265.3
Performance Consumptions, Sleep Management and Risk Perceptions

Tuesday, July 15, 2014: 6:00 PM
Room: F205
Oral Presentation
Elsa PEGADO , Lusophone University of Humanities and Technologies (ULHT), Lisbon, Portugal
Hélder RAPOSO , University Institute of Lisbon CIES-IUL, Lisbon, Portugal

This paper aims to discuss the management of sleep as a focus for performance investments among youth, through the consumption of pharmaceuticals or other therapeutic products, such as natural medicines or supplements. In this context, sleep plays a particular role as a depharmaceuticalized resource to achieve a certain level of (cognitive and/or physical) performance. While being an object of normative discourses about “healthy lifestyles”, sleep is simultaneously presented as a feature that can be artificially optimized through performance consumptions that place it at the frontier between treatment and enhancement.

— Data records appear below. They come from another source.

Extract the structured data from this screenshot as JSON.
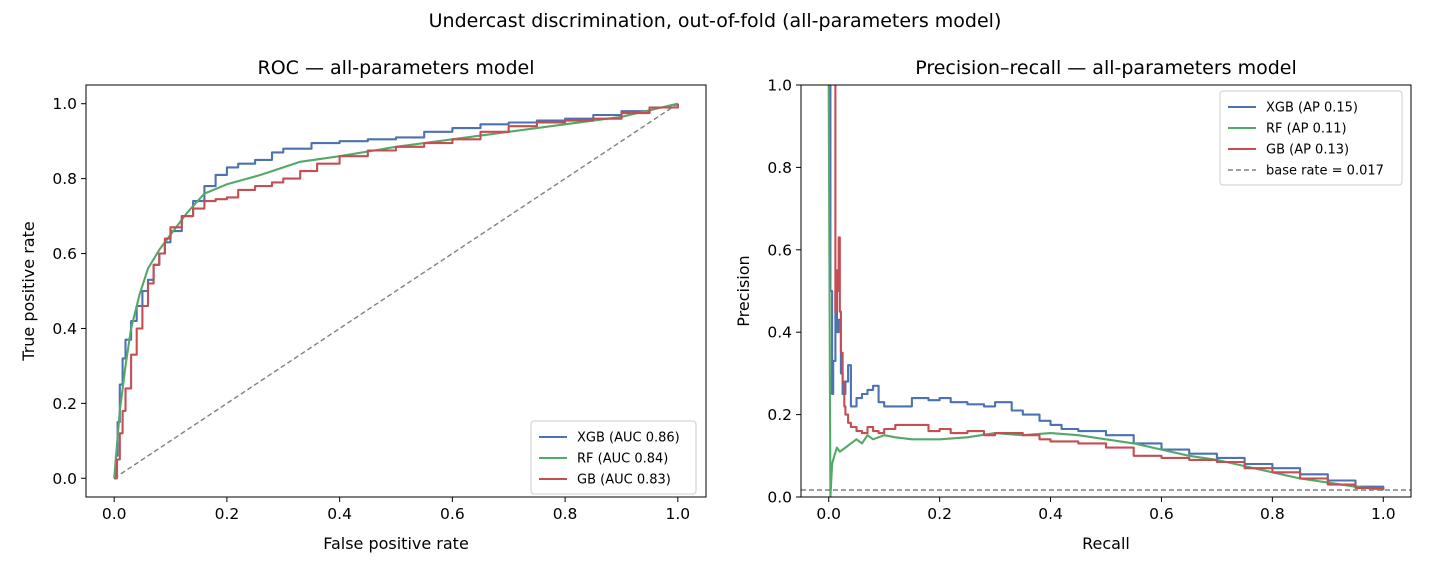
{
  "suptitle": "Undercast discrimination, out-of-fold (all-parameters model)",
  "colors": {
    "xgb": "#4c72b0",
    "rf": "#55a868",
    "gb": "#c44e52",
    "diag": "#808080"
  },
  "chart_data": [
    {
      "type": "line",
      "title": "ROC — all-parameters model",
      "xlabel": "False positive rate",
      "ylabel": "True positive rate",
      "xlim": [
        -0.05,
        1.05
      ],
      "ylim": [
        -0.05,
        1.05
      ],
      "xticks": [
        0.0,
        0.2,
        0.4,
        0.6,
        0.8,
        1.0
      ],
      "yticks": [
        0.0,
        0.2,
        0.4,
        0.6,
        0.8,
        1.0
      ],
      "xtick_labels": [
        "0.0",
        "0.2",
        "0.4",
        "0.6",
        "0.8",
        "1.0"
      ],
      "ytick_labels": [
        "0.0",
        "0.2",
        "0.4",
        "0.6",
        "0.8",
        "1.0"
      ],
      "grid": false,
      "legend_position": "lower-right",
      "series": [
        {
          "name": "XGB (AUC 0.86)",
          "color": "#4c72b0",
          "step": true,
          "x": [
            0.0,
            0.003,
            0.006,
            0.01,
            0.015,
            0.02,
            0.03,
            0.04,
            0.05,
            0.06,
            0.07,
            0.08,
            0.09,
            0.1,
            0.12,
            0.14,
            0.16,
            0.18,
            0.2,
            0.22,
            0.25,
            0.28,
            0.3,
            0.35,
            0.4,
            0.45,
            0.5,
            0.55,
            0.6,
            0.65,
            0.7,
            0.75,
            0.8,
            0.85,
            0.9,
            0.95,
            1.0
          ],
          "y": [
            0.0,
            0.06,
            0.15,
            0.25,
            0.32,
            0.37,
            0.42,
            0.46,
            0.5,
            0.53,
            0.57,
            0.6,
            0.63,
            0.66,
            0.7,
            0.74,
            0.78,
            0.81,
            0.83,
            0.84,
            0.85,
            0.87,
            0.88,
            0.895,
            0.9,
            0.905,
            0.91,
            0.925,
            0.935,
            0.945,
            0.95,
            0.955,
            0.96,
            0.97,
            0.98,
            0.99,
            1.0
          ]
        },
        {
          "name": "RF (AUC 0.84)",
          "color": "#55a868",
          "step": false,
          "x": [
            0.0,
            0.01,
            0.02,
            0.03,
            0.045,
            0.06,
            0.08,
            0.1,
            0.13,
            0.16,
            0.2,
            0.26,
            0.33,
            0.4,
            0.5,
            0.6,
            0.7,
            0.8,
            0.9,
            1.0
          ],
          "y": [
            0.0,
            0.18,
            0.3,
            0.4,
            0.49,
            0.56,
            0.61,
            0.65,
            0.71,
            0.76,
            0.785,
            0.81,
            0.845,
            0.86,
            0.885,
            0.905,
            0.925,
            0.945,
            0.965,
            1.0
          ]
        },
        {
          "name": "GB (AUC 0.83)",
          "color": "#c44e52",
          "step": true,
          "x": [
            0.0,
            0.005,
            0.01,
            0.015,
            0.02,
            0.03,
            0.04,
            0.05,
            0.06,
            0.07,
            0.08,
            0.09,
            0.1,
            0.12,
            0.14,
            0.16,
            0.18,
            0.2,
            0.22,
            0.25,
            0.28,
            0.3,
            0.33,
            0.36,
            0.4,
            0.45,
            0.5,
            0.55,
            0.6,
            0.65,
            0.7,
            0.75,
            0.8,
            0.85,
            0.9,
            0.95,
            1.0
          ],
          "y": [
            0.0,
            0.05,
            0.12,
            0.18,
            0.24,
            0.33,
            0.4,
            0.46,
            0.52,
            0.57,
            0.6,
            0.64,
            0.67,
            0.7,
            0.72,
            0.74,
            0.745,
            0.75,
            0.77,
            0.78,
            0.79,
            0.8,
            0.82,
            0.84,
            0.86,
            0.875,
            0.885,
            0.895,
            0.905,
            0.925,
            0.94,
            0.95,
            0.955,
            0.96,
            0.975,
            0.99,
            1.0
          ]
        },
        {
          "name": "",
          "color": "#808080",
          "dashed": true,
          "step": false,
          "x": [
            0.0,
            1.0
          ],
          "y": [
            0.0,
            1.0
          ]
        }
      ]
    },
    {
      "type": "line",
      "title": "Precision–recall — all-parameters model",
      "xlabel": "Recall",
      "ylabel": "Precision",
      "xlim": [
        -0.05,
        1.05
      ],
      "ylim": [
        0.0,
        1.0
      ],
      "xticks": [
        0.0,
        0.2,
        0.4,
        0.6,
        0.8,
        1.0
      ],
      "yticks": [
        0.0,
        0.2,
        0.4,
        0.6,
        0.8,
        1.0
      ],
      "xtick_labels": [
        "0.0",
        "0.2",
        "0.4",
        "0.6",
        "0.8",
        "1.0"
      ],
      "ytick_labels": [
        "0.0",
        "0.2",
        "0.4",
        "0.6",
        "0.8",
        "1.0"
      ],
      "grid": false,
      "legend_position": "upper-right",
      "series": [
        {
          "name": "XGB (AP 0.15)",
          "color": "#4c72b0",
          "step": true,
          "x": [
            0.0,
            0.003,
            0.006,
            0.008,
            0.012,
            0.015,
            0.018,
            0.022,
            0.025,
            0.03,
            0.035,
            0.04,
            0.05,
            0.06,
            0.07,
            0.08,
            0.09,
            0.1,
            0.12,
            0.15,
            0.18,
            0.2,
            0.22,
            0.25,
            0.28,
            0.3,
            0.33,
            0.35,
            0.38,
            0.4,
            0.42,
            0.45,
            0.5,
            0.55,
            0.6,
            0.65,
            0.7,
            0.75,
            0.8,
            0.85,
            0.9,
            0.95,
            1.0
          ],
          "y": [
            1.0,
            0.5,
            0.25,
            0.33,
            0.5,
            0.4,
            0.43,
            0.3,
            0.25,
            0.28,
            0.32,
            0.22,
            0.24,
            0.25,
            0.26,
            0.27,
            0.23,
            0.22,
            0.22,
            0.24,
            0.235,
            0.24,
            0.23,
            0.225,
            0.22,
            0.23,
            0.21,
            0.2,
            0.185,
            0.175,
            0.165,
            0.16,
            0.15,
            0.13,
            0.115,
            0.105,
            0.095,
            0.08,
            0.07,
            0.055,
            0.04,
            0.025,
            0.017
          ]
        },
        {
          "name": "RF (AP 0.11)",
          "color": "#55a868",
          "step": false,
          "x": [
            0.0,
            0.003,
            0.006,
            0.01,
            0.015,
            0.02,
            0.03,
            0.04,
            0.05,
            0.06,
            0.07,
            0.08,
            0.1,
            0.12,
            0.15,
            0.2,
            0.25,
            0.3,
            0.35,
            0.4,
            0.45,
            0.5,
            0.55,
            0.6,
            0.65,
            0.7,
            0.75,
            0.8,
            0.85,
            0.9,
            0.95,
            1.0
          ],
          "y": [
            1.0,
            0.0,
            0.08,
            0.1,
            0.12,
            0.11,
            0.12,
            0.13,
            0.14,
            0.13,
            0.15,
            0.14,
            0.15,
            0.145,
            0.14,
            0.14,
            0.145,
            0.155,
            0.15,
            0.155,
            0.15,
            0.14,
            0.13,
            0.115,
            0.1,
            0.09,
            0.075,
            0.06,
            0.045,
            0.035,
            0.025,
            0.017
          ]
        },
        {
          "name": "GB (AP 0.13)",
          "color": "#c44e52",
          "step": true,
          "x": [
            0.01,
            0.012,
            0.014,
            0.016,
            0.018,
            0.02,
            0.022,
            0.025,
            0.028,
            0.03,
            0.035,
            0.04,
            0.05,
            0.06,
            0.07,
            0.08,
            0.09,
            0.1,
            0.12,
            0.15,
            0.18,
            0.2,
            0.22,
            0.25,
            0.28,
            0.3,
            0.33,
            0.35,
            0.38,
            0.4,
            0.45,
            0.5,
            0.55,
            0.6,
            0.65,
            0.7,
            0.75,
            0.8,
            0.85,
            0.9,
            0.95,
            1.0
          ],
          "y": [
            1.0,
            0.45,
            0.55,
            0.5,
            0.63,
            0.45,
            0.35,
            0.28,
            0.22,
            0.2,
            0.18,
            0.17,
            0.16,
            0.155,
            0.17,
            0.16,
            0.155,
            0.165,
            0.175,
            0.175,
            0.16,
            0.165,
            0.155,
            0.16,
            0.15,
            0.155,
            0.155,
            0.15,
            0.14,
            0.135,
            0.13,
            0.12,
            0.1,
            0.095,
            0.09,
            0.085,
            0.07,
            0.06,
            0.045,
            0.03,
            0.022,
            0.017
          ]
        },
        {
          "name": "base rate = 0.017",
          "color": "#808080",
          "dashed": true,
          "step": false,
          "x": [
            -0.05,
            1.05
          ],
          "y": [
            0.017,
            0.017
          ]
        }
      ]
    }
  ]
}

The investments that shape consumption patterns directed at sleep management not only reveal particular risk gradations attributed to therapeutic resources for those purposes, but they also express forms of management whose instrumentality organizes differentiated consumption practices, which are context-dependent.

Our analysis is supported by the results of an ongoing research about therapeutic consumptions to enhance physical, intellectual and social performance, among young people in Portugal (aged between 18 and 29). A mixed-method approach was used, including a nation-wide survey (n=1500), followed by semi-structured interviews (about 50 individuals, selected from the questionnaire respondents). On the one hand, the survey originated a set of quantitative indicators about youth sleep patterns, consumptions and predispositions to consume sleep management products, as well as perceptions of risks associated with them and ways of dealing with those risks. It also revealed how these indicators were socially distributed (in terms of gender, education level, occupation and scientific area of study). On the other hand, the interviews enabled the qualitative exploration of the specific purposes that lead to the consumption of products to help one sleep or stay awake, and provided information about the manner in which young people weight between risk and effectiveness and between the immediate and the deferred benefits regarding these consumptions.